Teleperformance Secret Santa: Did you go on strike? Here’s a layoff for you!
Salary stuck at the same level for a decade? – Check. Fixed term contracts that may even be limited to 1 month? – Check. Workplace bullying with stifling productivity checks? – Check. Special purpose stay permit? – Check. Misinformation about the right to strike? – Check. Wonder if this is some kind of labor hellhole? Of course not, it’s just a Great Place To Work! (a special certification for Greek companies assessing the “work experience” they offer)
Teleperformance is a company that employs over 13,000 people nationwide and had a financial turnover of €453 million and a profit of €61 million in 2023. This ranks it among the largest employers in Greece, where the state is trying to bring the much desired growth by creating a fertile ground for intensive labour exploitation and increased legal accommodations for large capitalist groups like Teleperformance, trampling on workers’ rights that have been fought over so far through our struggles. But what does all this mean for Teleperformance workers and for labour in general in “growth” Greece?
At a time when working hours are increasing and wages are not nearly enough to cover our needs, Teleperformance is steadily increasing its profits every year. While bragging about a “modern and inclusive work environment”, the company has stubbornly refused to make any wage increases for over a decade, invoking legislative accomodations that allow it to maintain an expendable workforce with very few rights, and has recorded a large number of complaints against it for injustices, bullying, and violative incidents. At the same time, intensification of labour is hitting red as, under the pretext of the contracts it has with its clients (giant companies in the digital technology sector), it obsessively insists on achieving unrealistic goals, resulting in the mental and physical collapse of its workers.
Against these working conditions, an important struggle has recently been taking place in Teleperformance. After years of attempts by the management to undermine any kind of struggle, the national labour union of Teleperformance, the SETEP, was created in response. The union has a significant number of members, a large part of whom are immigrants – something quite unprecedented for a union in Greece. Meetings are held entirely in English and the migrant workers played a crucial role in founding the union as some of them already had experience of struggles in Teleperformance in their countries of origin. Migrant workers are subject to a ‘special purpose visa’ scheme which prohibits them from working in another sector and possible non-renewal of their contract can lead to deportation. The union is demanding the signing of a Collective Labour Agreement that includes, among other things, substantial wage increases, permanent contracts and longer breaks. At the same time, through demonstrations at the Ministry of Immigration, the union has managed to secure a commitment from the ministry to revise the terms of the special purpose visa so that renewals of stay permits do not require the presentation of a work contract.
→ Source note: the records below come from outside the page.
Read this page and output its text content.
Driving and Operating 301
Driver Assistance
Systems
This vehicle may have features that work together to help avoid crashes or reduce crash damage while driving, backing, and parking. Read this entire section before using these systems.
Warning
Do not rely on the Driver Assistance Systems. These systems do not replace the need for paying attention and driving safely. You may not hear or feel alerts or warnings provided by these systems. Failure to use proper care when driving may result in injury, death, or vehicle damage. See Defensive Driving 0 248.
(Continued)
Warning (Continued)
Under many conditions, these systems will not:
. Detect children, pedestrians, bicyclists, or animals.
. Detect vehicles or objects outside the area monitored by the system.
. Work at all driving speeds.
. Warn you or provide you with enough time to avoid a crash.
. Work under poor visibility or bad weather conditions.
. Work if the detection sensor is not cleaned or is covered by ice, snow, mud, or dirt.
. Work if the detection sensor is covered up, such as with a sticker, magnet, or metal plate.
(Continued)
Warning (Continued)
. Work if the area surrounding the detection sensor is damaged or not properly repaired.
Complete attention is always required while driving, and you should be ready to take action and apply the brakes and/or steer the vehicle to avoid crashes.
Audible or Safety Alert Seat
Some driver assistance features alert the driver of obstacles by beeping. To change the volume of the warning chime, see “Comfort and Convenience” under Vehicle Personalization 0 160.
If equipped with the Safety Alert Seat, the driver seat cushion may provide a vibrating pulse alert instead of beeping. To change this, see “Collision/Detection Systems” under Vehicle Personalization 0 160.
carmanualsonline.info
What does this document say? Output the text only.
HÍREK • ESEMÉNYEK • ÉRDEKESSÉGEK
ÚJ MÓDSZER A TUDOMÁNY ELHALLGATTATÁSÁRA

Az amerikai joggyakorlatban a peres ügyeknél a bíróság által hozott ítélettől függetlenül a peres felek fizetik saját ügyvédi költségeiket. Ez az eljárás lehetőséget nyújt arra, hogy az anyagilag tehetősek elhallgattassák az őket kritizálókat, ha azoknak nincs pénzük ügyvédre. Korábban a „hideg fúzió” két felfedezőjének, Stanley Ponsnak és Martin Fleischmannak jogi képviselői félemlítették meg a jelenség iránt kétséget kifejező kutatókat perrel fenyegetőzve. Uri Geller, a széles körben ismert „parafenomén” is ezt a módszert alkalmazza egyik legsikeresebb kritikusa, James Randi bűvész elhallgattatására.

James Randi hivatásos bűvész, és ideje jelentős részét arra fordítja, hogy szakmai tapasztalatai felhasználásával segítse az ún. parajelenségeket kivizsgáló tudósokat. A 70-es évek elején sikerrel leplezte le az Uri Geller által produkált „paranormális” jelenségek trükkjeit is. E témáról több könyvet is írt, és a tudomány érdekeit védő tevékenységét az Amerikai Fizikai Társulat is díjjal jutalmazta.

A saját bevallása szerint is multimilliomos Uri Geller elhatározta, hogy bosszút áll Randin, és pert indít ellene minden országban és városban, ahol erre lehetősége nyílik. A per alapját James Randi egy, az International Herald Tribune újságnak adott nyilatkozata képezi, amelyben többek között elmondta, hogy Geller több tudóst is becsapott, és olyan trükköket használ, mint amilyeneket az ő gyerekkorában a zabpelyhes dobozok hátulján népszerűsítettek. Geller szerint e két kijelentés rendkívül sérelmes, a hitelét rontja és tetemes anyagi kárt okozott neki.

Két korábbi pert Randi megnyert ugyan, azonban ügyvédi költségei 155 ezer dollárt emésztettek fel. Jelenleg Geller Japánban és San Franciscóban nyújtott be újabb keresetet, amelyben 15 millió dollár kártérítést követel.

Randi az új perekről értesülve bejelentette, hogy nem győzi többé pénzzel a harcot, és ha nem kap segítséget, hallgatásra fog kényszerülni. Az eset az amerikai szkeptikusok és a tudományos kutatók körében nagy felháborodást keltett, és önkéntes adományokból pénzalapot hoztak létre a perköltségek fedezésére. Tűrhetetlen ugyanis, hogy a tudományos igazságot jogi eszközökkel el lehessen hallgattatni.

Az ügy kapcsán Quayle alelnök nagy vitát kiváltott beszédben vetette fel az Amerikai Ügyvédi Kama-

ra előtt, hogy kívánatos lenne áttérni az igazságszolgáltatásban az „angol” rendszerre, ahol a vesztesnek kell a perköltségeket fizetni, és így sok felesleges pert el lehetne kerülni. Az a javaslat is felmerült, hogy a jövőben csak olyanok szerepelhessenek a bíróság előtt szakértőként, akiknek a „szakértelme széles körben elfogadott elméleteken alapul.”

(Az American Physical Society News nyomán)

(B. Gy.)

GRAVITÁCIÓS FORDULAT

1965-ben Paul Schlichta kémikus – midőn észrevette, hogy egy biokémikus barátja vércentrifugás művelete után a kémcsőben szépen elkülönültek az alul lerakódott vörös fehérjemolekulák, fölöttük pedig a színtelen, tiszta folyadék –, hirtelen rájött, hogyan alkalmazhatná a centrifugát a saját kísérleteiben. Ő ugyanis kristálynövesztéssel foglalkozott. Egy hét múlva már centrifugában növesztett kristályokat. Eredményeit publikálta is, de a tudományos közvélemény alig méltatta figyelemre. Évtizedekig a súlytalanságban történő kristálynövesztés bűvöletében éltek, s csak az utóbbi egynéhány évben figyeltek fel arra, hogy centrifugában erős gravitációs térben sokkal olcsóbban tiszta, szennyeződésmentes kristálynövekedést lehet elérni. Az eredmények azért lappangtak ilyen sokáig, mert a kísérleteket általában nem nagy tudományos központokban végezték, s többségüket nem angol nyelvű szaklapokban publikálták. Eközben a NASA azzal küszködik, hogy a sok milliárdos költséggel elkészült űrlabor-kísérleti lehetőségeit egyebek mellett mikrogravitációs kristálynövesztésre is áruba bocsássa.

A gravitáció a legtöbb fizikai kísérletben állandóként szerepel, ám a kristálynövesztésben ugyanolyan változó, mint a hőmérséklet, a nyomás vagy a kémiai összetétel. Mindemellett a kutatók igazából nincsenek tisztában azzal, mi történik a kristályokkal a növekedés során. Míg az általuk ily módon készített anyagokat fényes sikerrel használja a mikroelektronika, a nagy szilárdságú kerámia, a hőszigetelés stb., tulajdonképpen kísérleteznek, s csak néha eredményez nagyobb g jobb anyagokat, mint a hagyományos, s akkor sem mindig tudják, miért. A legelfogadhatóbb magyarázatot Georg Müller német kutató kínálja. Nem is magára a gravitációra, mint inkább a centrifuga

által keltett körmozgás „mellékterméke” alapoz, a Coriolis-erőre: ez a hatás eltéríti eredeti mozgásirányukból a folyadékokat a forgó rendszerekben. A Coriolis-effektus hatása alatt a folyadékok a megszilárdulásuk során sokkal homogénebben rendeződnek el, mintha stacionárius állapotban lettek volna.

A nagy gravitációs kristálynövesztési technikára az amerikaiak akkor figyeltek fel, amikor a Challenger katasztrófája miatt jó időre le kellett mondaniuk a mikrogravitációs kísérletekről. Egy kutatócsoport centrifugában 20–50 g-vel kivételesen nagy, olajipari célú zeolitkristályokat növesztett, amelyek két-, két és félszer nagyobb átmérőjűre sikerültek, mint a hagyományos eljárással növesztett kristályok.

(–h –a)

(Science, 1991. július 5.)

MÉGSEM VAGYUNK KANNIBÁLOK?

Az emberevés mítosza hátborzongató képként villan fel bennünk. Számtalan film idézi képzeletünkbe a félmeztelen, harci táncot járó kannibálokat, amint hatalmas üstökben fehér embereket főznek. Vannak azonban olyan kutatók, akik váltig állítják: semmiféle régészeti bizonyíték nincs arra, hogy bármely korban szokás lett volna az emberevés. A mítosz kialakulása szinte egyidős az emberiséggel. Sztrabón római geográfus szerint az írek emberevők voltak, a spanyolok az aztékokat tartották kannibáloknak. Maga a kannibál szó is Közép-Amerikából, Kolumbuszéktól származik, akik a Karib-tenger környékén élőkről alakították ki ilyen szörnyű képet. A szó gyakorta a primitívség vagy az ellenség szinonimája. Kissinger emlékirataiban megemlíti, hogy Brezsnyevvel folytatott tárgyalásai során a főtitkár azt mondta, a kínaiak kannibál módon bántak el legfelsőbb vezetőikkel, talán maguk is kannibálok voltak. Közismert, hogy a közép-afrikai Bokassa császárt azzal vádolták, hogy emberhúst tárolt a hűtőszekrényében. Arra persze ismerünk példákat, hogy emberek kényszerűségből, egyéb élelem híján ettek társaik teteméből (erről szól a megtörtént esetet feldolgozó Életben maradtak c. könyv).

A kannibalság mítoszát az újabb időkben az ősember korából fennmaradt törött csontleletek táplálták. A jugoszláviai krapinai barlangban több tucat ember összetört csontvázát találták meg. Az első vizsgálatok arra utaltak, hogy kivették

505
SETEP in its first 11 months counted 10 strike actions and some victories with rehiring of layoffs, with paid leave for the time they had to wait while moving from one project to another and with free transportation to the offices for workers in Chania, Crete. At the same time, especially people working remotely established a common physical space to meet and discuss their problems. However, the union’s constant demand for the signing of a collective agreement is being resisted and mocked by the management, resulting in the escalation of the mobilizations to a 48-hour nationwide strike on 19-20/11.
This escalation brought a series of retaliatory measures on the part of Teleperformance to safeguard its profits and to suppress any claim that could affect the smooth functioning of this well-planned system of recycling flexible and vulnerable workers. Management has proceeded to retaliatory layoffs and non-renewal of contracts of union members and workers who participated in the strike actions. At the same time, it is trying various tactics to divide the workforce into local and migrant workers, to lure people from departments with the highest participation in the mobilisations with meagre bonuses and to deter participation in the strikes by trying to convince people that they will not achieve anything that way.
The example of Teleperformance and the workers’ struggle has a wider relevance for class antagonism. Teleperformance is a company that is methodically implementing digital restructuring at work by utilising the latest technologies of artificial intelligence and remote work. At the same time, it has established a complex system of labour exploitation and precariousness by recycling workforce from HR companies with short-term contracts of duration limited to even one month.
Supporting the struggle of the Teleperformance workers contributes to a broader resistance to modern work hellholes, to the individualism that is brought about by defeatism, to the insecurity and fear of survival, of how to make a living covering your basic (and non-basic) needs. The widening of the struggle at the sectoral level has already scared the telecommunications bosses who are making “black lists” of workers involved in the mobilisations!
We are not afraid of the layoffs – the bosses should be afraid of wildcat strikes!
Solidarity with the strike rallies on Monday 23/12 8am and 7pm at the Teleperformance offices (Gravias 25, Piraeus)!